The following references provide useful information about the management of occupational exposure incidents to blood or other potentially infectious materials.
- Bloodborne Pathogens - Bloodborne Pathogen Exposure Incidents. OSHA Fact Sheet, (January 2011).
- A Comprehensive Immunization Strategy to Eliminate Transmission of Hepatitis B Virus Infection in the United States. Centers for Disease Control and Prevention (CDC), Morbidity and Mortality Weekly Report (MMWR) 55(RR16);1-25, (December 8, 2006).
- Updated U.S. Public Health Service Guidelines for the Management of Occupational Exposures to HIV and Recommendations for Postexposure Prophylaxis. Centers for Disease Control and Prevention (CDC), Morbidity and Mortality Weekly Report (MMWR) 54(RR09);1-17, (September 30, 2005). Updates U.S. Public Health Service recommendations for the management of health-care personnel (HCP) who have occupational exposure to blood and other body fluids that might contain human immunodeficiency virus (HIV).

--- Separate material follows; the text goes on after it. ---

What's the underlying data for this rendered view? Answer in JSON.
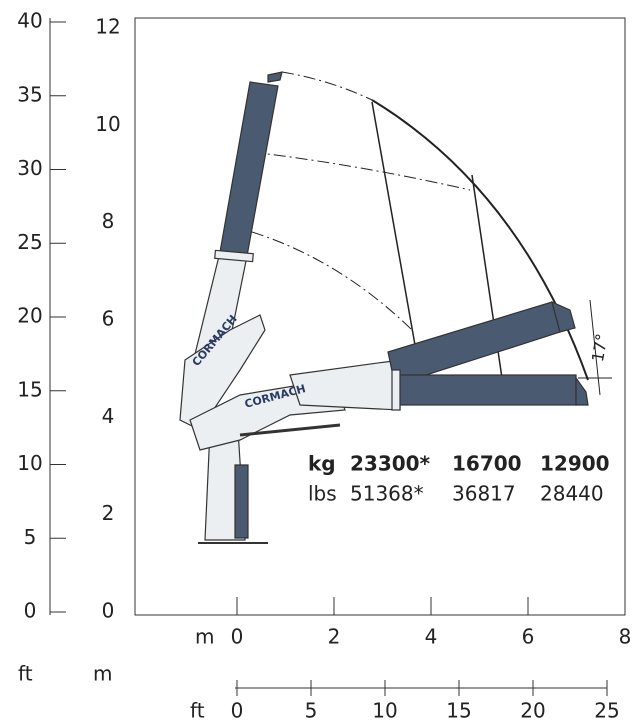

- Updated U.S. Public Health Service Guidelines for the Management of Occupational Exposures to HBV, HCV, and HIV and Recommendations for Postexposure Prophylaxis. Centers for Disease Control and Prevention (CDC), Morbidity and Mortality Weekly Report (MMWR) 50(RR11);1-42, (June 29, 2001). Updates and consolidates recommendations for the management of health-care personnel (HCP).
- Immunization of Health-Care Workers: Recommendations of the Advisory Committee on Immunization Practices (ACIP) and the Hospital Infection Control Practices Advisory Committee (HICPAC). Centers for Disease Control and Prevention (CDC), Morbidity and Mortality Weekly Report (MMWR) 46(RR-18);1-42, (December 26, 1997). Summarizes recommendations of the ACIP concerning the use of certain immunizing agents in health-care workers (HCWs), and assists workers and administrators, in optimizing infection prevention and control programs.

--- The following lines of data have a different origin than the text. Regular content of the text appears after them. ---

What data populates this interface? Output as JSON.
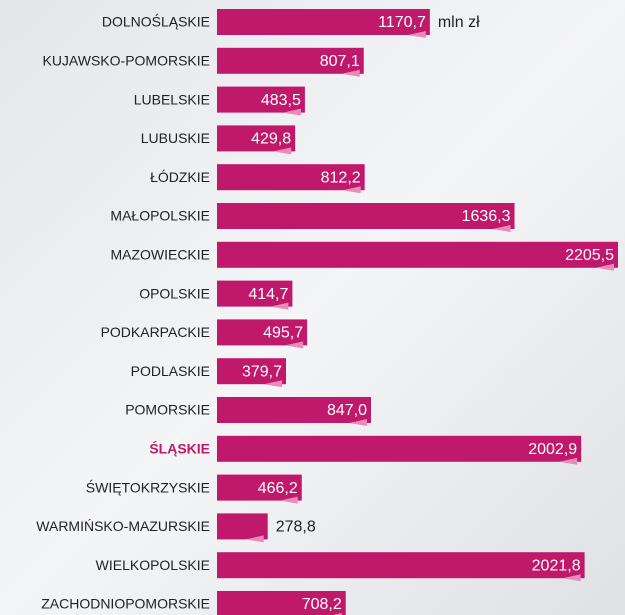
{
  "chart_data": {
    "type": "bar",
    "orientation": "horizontal",
    "categories": [
      "DOLNOŚLĄSKIE",
      "KUJAWSKO-POMORSKIE",
      "LUBELSKIE",
      "LUBUSKIE",
      "ŁÓDZKIE",
      "MAŁOPOLSKIE",
      "MAZOWIECKIE",
      "OPOLSKIE",
      "PODKARPACKIE",
      "PODLASKIE",
      "POMORSKIE",
      "ŚLĄSKIE",
      "ŚWIĘTOKRZYSKIE",
      "WARMIŃSKO-MAZURSKIE",
      "WIELKOPOLSKIE",
      "ZACHODNIOPOMORSKIE"
    ],
    "values": [
      1170.7,
      807.1,
      483.5,
      429.8,
      812.2,
      1636.3,
      2205.5,
      414.7,
      495.7,
      379.7,
      847.0,
      2002.9,
      466.2,
      278.8,
      2021.8,
      708.2
    ],
    "value_labels": [
      "1170,7",
      "807,1",
      "483,5",
      "429,8",
      "812,2",
      "1636,3",
      "2205,5",
      "414,7",
      "495,7",
      "379,7",
      "847,0",
      "2002,9",
      "466,2",
      "278,8",
      "2021,8",
      "708,2"
    ],
    "unit": "mln zł",
    "color": "#c0186a",
    "highlight": "ŚLĄSKIE",
    "highlight_color": "#c0186a"
  }
}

- HIV Testing. Centers for Disease Control and Prevention (CDC). This page discusses HIV testing, new testing techniques as well as provides information regarding rapid testing and how the tests can be implemented in different settings and research on the effectiveness and possible uses of the tests.
- National HIV/AIDS Clinicians' Consultation Center. The University of California - San Francisco. Offers post-exposure prophylaxis information as well as information via a telephone consultation service.
Engineering controls are defined in OSHA's Bloodborne Pathogens standard as controls that isolate or remove the bloodborne pathogens hazard from the workplace [29 CFR 1910.1030(b)]. The standard states "Engineering and work practice controls shall be used to eliminate or minimize employee exposure" [29 CFR 1910.1030(d)(2)(i)]. This means that if an effective and clinically appropriate safety-engineered sharp exists, an employer must evaluate and implement it.